I knew I was going to love watching Carl be a father, but the reality of it is beyond anything I imagined.  I hoped we would find a house in the country, but our little farm is straight out of a Robert Frost poem.  And I was sure I would love my baby, but what I feel when I hear her little voice babble along with her father’s in the next room makes me wish we had more words for love.  I realize I’ve been standing in the shower crying for several minutes now.  My coffee is cold, but my heart is warm.  Drying off my tears along with the rest of the water, I step out into the chilly bathroom.  Carl comes in to remind me he’s late, the baby reaches her sticky hands out for me with a big, drooly, two-tooth grin, and . . .

I’m happy.

 

Tiny Stranger

She wears purple and ocean colors–my favorites.  She goes on long walks with me and we visit the alpacas at the end of the lane, the coyotes and elk in the field, and the neighborhood horses.  She loves milk and staring at ceiling fans but intensely dislikes being swaddled and chirps like a little bird when she’s first waking up.  Beyond these things . . . well, I know very little.
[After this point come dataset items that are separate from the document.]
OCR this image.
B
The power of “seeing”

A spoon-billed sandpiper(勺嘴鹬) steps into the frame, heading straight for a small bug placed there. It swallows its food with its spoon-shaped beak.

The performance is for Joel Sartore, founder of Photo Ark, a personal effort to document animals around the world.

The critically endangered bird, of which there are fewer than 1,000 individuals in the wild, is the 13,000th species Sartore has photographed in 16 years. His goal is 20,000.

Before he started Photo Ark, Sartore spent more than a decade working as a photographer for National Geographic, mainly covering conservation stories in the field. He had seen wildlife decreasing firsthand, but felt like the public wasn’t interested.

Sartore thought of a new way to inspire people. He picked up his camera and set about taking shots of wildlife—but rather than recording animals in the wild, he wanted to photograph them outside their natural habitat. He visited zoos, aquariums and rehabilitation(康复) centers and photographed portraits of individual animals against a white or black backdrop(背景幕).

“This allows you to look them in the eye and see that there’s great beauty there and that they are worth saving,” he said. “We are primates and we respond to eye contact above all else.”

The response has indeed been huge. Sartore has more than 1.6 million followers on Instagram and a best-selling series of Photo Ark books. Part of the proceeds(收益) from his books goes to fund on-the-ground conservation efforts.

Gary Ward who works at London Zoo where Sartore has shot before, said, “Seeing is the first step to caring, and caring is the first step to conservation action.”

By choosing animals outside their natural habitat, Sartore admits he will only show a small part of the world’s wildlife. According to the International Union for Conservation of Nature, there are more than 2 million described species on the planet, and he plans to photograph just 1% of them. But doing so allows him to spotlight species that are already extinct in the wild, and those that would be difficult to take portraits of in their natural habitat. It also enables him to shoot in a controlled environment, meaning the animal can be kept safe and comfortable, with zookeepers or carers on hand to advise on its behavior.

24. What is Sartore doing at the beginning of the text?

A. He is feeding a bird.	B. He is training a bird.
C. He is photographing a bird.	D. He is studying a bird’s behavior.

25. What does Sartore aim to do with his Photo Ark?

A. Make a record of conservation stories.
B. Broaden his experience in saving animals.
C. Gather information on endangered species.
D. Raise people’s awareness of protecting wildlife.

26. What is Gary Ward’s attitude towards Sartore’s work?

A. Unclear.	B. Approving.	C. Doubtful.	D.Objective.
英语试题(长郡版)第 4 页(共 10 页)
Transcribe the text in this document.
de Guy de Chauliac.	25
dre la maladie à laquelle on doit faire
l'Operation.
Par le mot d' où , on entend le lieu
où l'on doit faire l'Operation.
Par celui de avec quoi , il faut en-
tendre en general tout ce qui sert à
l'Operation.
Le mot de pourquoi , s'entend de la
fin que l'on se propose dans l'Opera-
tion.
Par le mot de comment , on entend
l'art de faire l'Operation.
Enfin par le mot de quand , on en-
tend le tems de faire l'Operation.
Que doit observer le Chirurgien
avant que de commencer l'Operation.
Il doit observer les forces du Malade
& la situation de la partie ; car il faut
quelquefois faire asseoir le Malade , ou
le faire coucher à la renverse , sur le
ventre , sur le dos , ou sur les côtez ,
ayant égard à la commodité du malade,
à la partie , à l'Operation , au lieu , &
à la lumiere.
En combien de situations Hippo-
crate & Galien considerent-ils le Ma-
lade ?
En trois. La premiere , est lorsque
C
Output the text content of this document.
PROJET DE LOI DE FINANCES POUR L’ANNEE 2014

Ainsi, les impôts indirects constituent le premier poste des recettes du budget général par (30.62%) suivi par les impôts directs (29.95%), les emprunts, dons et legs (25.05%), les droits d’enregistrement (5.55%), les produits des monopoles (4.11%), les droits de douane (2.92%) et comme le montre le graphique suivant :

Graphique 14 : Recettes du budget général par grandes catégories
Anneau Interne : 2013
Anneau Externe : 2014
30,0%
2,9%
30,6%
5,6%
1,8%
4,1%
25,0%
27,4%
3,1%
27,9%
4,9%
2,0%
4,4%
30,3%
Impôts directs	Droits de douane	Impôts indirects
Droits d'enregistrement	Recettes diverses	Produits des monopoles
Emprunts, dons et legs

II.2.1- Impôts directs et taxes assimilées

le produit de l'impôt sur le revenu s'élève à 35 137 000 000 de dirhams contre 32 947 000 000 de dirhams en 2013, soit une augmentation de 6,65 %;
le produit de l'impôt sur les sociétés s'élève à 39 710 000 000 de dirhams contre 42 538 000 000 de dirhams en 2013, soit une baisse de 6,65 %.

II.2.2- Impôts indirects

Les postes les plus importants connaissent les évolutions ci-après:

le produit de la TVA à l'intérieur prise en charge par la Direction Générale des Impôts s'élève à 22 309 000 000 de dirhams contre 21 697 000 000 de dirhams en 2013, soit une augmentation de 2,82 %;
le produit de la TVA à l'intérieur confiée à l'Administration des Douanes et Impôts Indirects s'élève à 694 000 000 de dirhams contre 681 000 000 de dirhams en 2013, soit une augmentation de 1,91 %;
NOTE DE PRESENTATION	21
She is our tiny stranger–depending upon us for her every need while at the same time confidently demanding food, snuggles, and entertainment.  I soak in her baby smiles and sleepy chirps knowing she will continue to change at a pace I’d heard about, but only came to understand in the two months, four pounds, and four inches since her sunny, Sunday arrival in July.

It is strange to think that I’ve been with her every moment of her existence yet hardly know her at all, and it is both lovely and bizarre to realize I won’t for years to come.